Este texto contém excertos de áudio da entrevista a Plutónio. Para ouvir, clique nas palavras sublinhadas.

A conversa com o Ípsilon já começou há minutos quando toca o telemóvel, pousado no sofá bege do estúdio, no armazém 20A, em São Domingos de Rana, no concelho de Cascais. “Estás a ver?”, diz Plutónio enquanto mostra o ecrã, sem atender a chamada. É Lon3r Johny. “Ainda hoje de manhã estivemos 15 minutos ao telefone. É uma pessoa com quem consegui criar uma boa relação de amizade”, conta o rapper luso-moçambicano, a três meses da apresentação do novo álbum na maior sala de espetáculos do país. Foi também com Lon3r, nome destacado do trap português, que explorou “possibilidades artísticas” até ali “bloqueadas”, longe das sonoridades do primeiro álbum, quando dava passos tímidos na produção musical. O EP Anti$$ocial, editado no mesmo ano de Ordem e Progresso (2023), disco recheado de colaborações, é um projecto de que se “orgulha imenso”. “Arriscámos na produção, fizemos coisas que poderiam estar erradas de acordo com as regras tradicionais e a partir de dois mundos diferentes construímos este mundo novo, experimental, mais ousado”, diz.

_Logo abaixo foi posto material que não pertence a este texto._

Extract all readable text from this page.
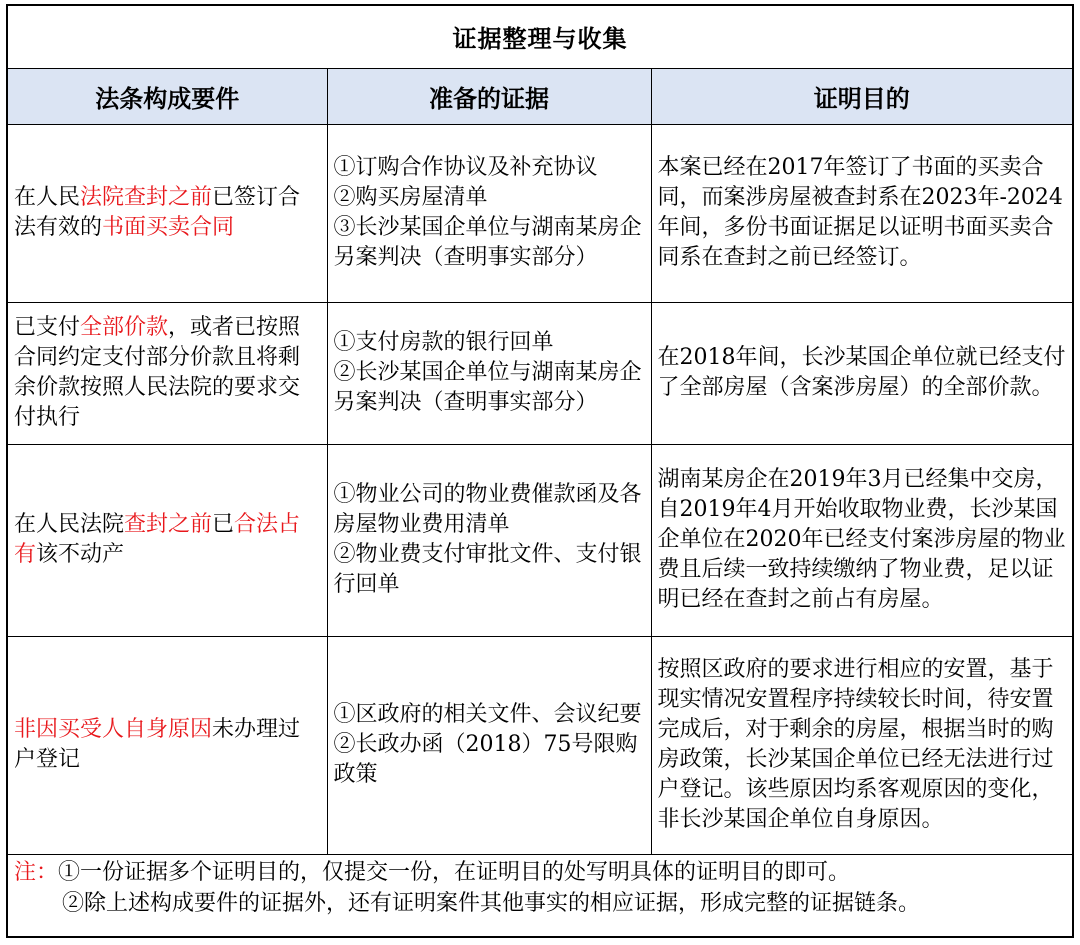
证据整理与收集		
法条构成要件	准备的证据	证明目的
在人民法院查封之前已签订合法有效的书面买卖合同	①订购合作协议及补充协议
②购买房屋清单
③长沙某国企单位与湖南某房企另案判决（查明事实部分）	本案已经在2017年签订了书面的买卖合同，而案涉房屋被查封系在2023年-2024年间，多份书面证据足以证明书面买卖合同系在查封之前已经签订。
已支付全部价款，或者已按照合同约定支付部分价款且将剩余价款按照人民法院的要求交付执行	①支付房款的银行回单
②长沙某国企单位与湖南某房企另案判决（查明事实部分）	在2018年间，长沙某国企单位就已经支付了全部房屋（含案涉房屋）的全部价款。
在人民法院查封之前已合法占有该不动产	①物业公司的物业费催款函及各房屋物业费用清单
②物业费支付审批文件、支付银行回单	湖南某房企在2019年3月已经集中交房，自2019年4月开始收取物业费，长沙某国企单位在2020年已经支付案涉房屋的物业费且后续一致持续缴纳了物业费，足以证明已经在查封之前占有房屋。
非因买受人自身原因未办理过户登记	①区政府的相关文件、会议纪要
②长政办函（2018）75号限购政策	按照区政府的要求进行相应的安置，基于现实情况安置程序持续较长时间，待安置完成后，对于剩余的房屋，根据当时的购房政策，长沙某国企单位已经无法进行过户登记。该些原因均系客观原因的变化，非长沙某国企单位自身原因。
注：①一份证据多个证明目的，仅提交一份，在证明目的处写明具体的证明目的即可。
②除上述构成要件的证据外，还有证明案件其他事实的相应证据，形成完整的证据链条。		
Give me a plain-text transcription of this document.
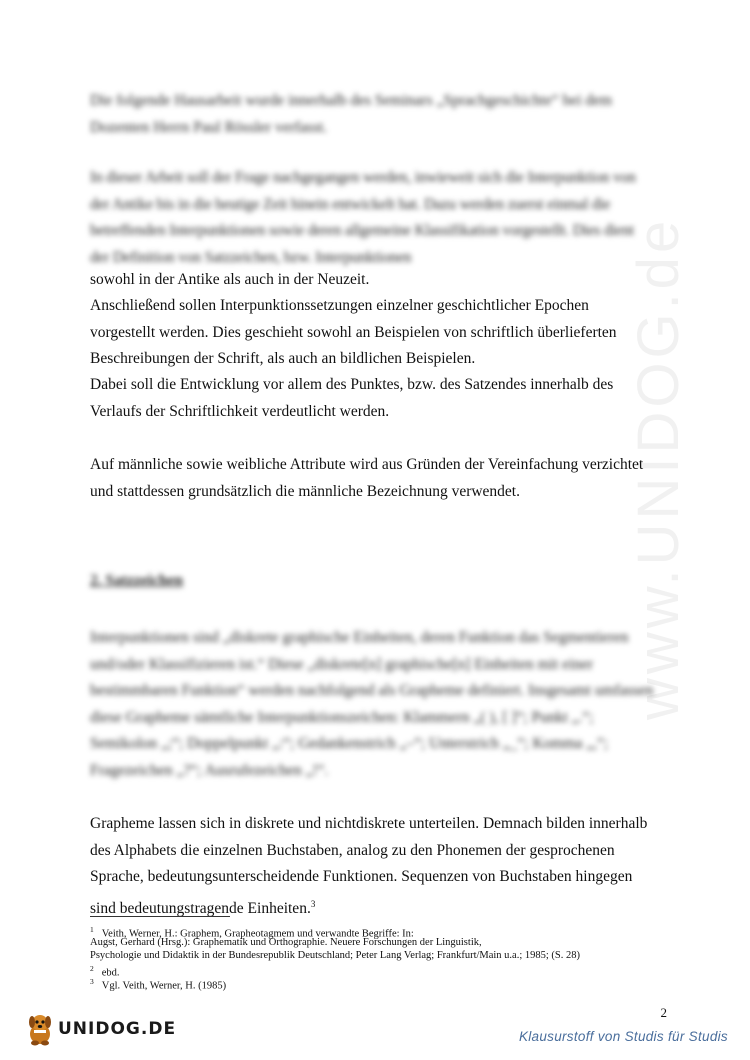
www.UNIDOG.de

Die folgende Hausarbeit wurde innerhalb des Seminars „Sprachgeschichte“ bei dem Dozenten Herrn Paul Rössler verfasst.

In dieser Arbeit soll der Frage nachgegangen werden, inwieweit sich die Interpunktion von der Antike bis in die heutige Zeit hinein entwickelt hat. Dazu werden zuerst einmal die betreffenden Interpunktionen sowie deren allgemeine Klassifikation vorgestellt. Dies dient der Definition von Satzzeichen, bzw. Interpunktionen

sowohl in der Antike als auch in der Neuzeit.

Anschließend sollen Interpunktionssetzungen einzelner geschichtlicher Epochen vorgestellt werden. Dies geschieht sowohl an Beispielen von schriftlich überlieferten Beschreibungen der Schrift, als auch an bildlichen Beispielen.

Dabei soll die Entwicklung vor allem des Punktes, bzw. des Satzendes innerhalb des Verlaufs der Schriftlichkeit verdeutlicht werden.

Auf männliche sowie weibliche Attribute wird aus Gründen der Vereinfachung verzichtet und stattdessen grundsätzlich die männliche Bezeichnung verwendet.

2. Satzzeichen

Interpunktionen sind „diskrete graphische Einheiten, deren Funktion das Segmentieren und/oder Klassifizieren ist.“ Diese „diskrete[n] graphische[n] Einheiten mit einer bestimmbaren Funktion“ werden nachfolgend als Grapheme definiert. Insgesamt umfassen diese Grapheme sämtliche Interpunktionszeichen: Klammern „( ), [ ]“; Punkt „.“; Semikolon „;“; Doppelpunkt „:“; Gedankenstrich „–“; Unterstrich „_“; Komma „,“; Fragezeichen „?“; Ausrufezeichen „!“.

Grapheme lassen sich in diskrete und nichtdiskrete unterteilen. Demnach bilden innerhalb des Alphabets die einzelnen Buchstaben, analog zu den Phonemen der gesprochenen Sprache, bedeutungsunterscheidende Funktionen. Sequenzen von Buchstaben hingegen sind bedeutungstragende Einheiten.$^3$

$^1$ Veith, Werner, H.: Graphem, Grapheotagmem und verwandte Begriffe: In:

Augst, Gerhard (Hrsg.): Graphematik und Orthographie. Neuere Forschungen der Linguistik,

Psychologie und Didaktik in der Bundesrepublik Deutschland; Peter Lang Verlag; Frankfurt/Main u.a.; 1985; (S. 28)

$^2$ ebd.

$^3$ Vgl. Veith, Werner, H. (1985)

2
UNIDOG.DE	Klausurstoff von Studis für Studis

A ousadia é também marca de Carta de Alforria, nome do documento que concedia a liberdade a uma pessoa escravizada e que Plutónio emprestou ao mais recente álbum, editado em Novembro. “Foi a música que me tirou de um ciclo de vida onde estive preso durante muitos anos. Agora, estou finalmente a viver a liberdade artística, independente de outras pessoas, [capaz] de crer nas minhas ideias”, explica.

Em pouco mais de dez anos, Ricardo Colaço passou de Histórias da Minha Life, gravado no quarto no Bairro da Cruz Vermelha, em Cascais, para conquistar galardões de dupla e tripla platina, com uma data já esgotada na Meo Arena (28 de Fevereiro de 2025), em Lisboa, e outra entretanto anunciada (3 de Março) e mais de 900 mil ouvintes mensais no Spotify. Segundo a editora Sony, nessa plataforma, Carta de Alforria tornou-se o álbum de um artista português mais ouvido de sempre em apenas um dia, mundialmente.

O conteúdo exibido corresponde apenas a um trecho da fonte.